Beat the egg in a bowl, add the sugar and salt and mix in. Don't beat any air into the mixture.
Add the flour and mix it in. Before it's completely incorporated, add 1/3 of the milk and mix. Add the rest of the milk and mix again. Add the butter little by little as you mix the milk in.
Pass the batter through a sieve, cover with plastic and rest in the refrigerator for at least an hour.
Mix up the batter. Heat oil in a frying pan, and wipe out the excess oil. Spread the batter around the bottom of the frying pan rapidly while tilting it, and cook the crepe over high-medium heat.
When the edge has browned, put the frying pan on a moistened kitchen towel and let the crepe continue cooking with the residual heat. This prevents it from burning.
When the outside of the crepe starts to brown, flip it over using a palette knife and your hands.
Stack up the cooked crepes on an inverted bowl. Keep cooking the crepes.
When the last crepe is cooked, put it on a plate, and let it cool before wrapping in plastic and storing.
Refer to Recipe ID: 1046752 "Smooth, Crispy, Fluffy Mille Crêpes" to make a "mille-feuille" or multi-layered crepe. Double the amount of batter in this recipe.
Story Behind this Recipe
I didn't want to make crepes that taste good when they're freshly made but turn inedible the next day.

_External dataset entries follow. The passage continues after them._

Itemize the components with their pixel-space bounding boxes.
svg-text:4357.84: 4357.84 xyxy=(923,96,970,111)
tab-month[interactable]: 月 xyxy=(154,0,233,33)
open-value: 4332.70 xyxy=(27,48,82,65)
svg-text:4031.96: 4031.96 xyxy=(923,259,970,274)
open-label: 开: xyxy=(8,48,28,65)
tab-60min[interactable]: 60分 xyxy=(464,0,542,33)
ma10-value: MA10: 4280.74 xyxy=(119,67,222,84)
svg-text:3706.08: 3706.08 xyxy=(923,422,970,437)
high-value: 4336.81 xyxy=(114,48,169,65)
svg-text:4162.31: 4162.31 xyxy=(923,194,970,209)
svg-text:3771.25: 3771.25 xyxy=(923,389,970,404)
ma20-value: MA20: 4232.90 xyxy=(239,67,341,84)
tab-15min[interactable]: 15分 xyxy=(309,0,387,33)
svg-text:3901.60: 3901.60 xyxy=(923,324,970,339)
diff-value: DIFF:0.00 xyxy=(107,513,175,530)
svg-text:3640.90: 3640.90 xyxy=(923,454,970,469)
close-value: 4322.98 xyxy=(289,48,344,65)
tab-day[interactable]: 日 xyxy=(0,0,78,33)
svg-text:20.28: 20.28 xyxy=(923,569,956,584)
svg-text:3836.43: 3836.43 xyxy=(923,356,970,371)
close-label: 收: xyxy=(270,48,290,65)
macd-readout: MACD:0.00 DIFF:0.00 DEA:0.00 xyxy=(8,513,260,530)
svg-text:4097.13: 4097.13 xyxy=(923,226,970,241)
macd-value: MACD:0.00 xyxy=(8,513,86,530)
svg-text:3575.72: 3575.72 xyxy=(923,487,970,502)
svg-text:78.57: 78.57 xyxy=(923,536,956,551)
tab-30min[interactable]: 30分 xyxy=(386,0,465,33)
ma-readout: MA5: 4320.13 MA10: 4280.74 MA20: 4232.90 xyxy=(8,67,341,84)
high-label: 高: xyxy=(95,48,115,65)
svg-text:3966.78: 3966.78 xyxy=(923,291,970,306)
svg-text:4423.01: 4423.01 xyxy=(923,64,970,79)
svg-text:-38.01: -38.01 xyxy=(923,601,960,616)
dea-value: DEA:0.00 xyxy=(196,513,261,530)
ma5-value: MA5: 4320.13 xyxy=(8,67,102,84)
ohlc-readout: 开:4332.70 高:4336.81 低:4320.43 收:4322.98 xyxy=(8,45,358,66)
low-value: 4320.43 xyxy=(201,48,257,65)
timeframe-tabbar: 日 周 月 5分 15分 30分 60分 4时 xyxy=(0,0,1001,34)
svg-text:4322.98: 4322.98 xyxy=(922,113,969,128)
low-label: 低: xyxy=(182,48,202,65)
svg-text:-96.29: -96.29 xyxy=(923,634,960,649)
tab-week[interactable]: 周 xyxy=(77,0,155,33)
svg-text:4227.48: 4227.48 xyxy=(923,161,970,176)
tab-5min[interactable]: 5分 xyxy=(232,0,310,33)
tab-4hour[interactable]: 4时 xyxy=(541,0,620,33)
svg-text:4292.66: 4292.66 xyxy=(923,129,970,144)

So my aim was to create a recipe that only used everyday ingredients, that was easy to make, and resulted in crepes that taste great even after a day.

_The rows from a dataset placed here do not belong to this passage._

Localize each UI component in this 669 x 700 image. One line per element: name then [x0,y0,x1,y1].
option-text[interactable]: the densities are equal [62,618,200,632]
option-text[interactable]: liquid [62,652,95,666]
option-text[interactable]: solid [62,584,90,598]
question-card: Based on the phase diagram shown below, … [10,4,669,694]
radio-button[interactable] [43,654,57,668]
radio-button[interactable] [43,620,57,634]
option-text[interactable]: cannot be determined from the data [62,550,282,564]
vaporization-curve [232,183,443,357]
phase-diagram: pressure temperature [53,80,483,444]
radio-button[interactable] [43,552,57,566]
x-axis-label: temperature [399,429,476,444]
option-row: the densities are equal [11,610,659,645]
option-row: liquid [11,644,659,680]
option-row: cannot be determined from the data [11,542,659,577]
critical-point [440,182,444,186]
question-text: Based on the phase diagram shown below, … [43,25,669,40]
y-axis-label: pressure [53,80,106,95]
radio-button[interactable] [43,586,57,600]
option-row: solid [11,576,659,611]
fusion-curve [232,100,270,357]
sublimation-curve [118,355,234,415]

If you rest the batter overnight, the gluten in the flour will settle down and the crepes will become even more flexible and less likely to rip. If you are going to use the crepes in a sweet dish, add a little vanilla oil or essence. If you cook the crepes over low heat the crepe will turn tough and less flexible, so be careful. Please adjust the amount of sugar to taste.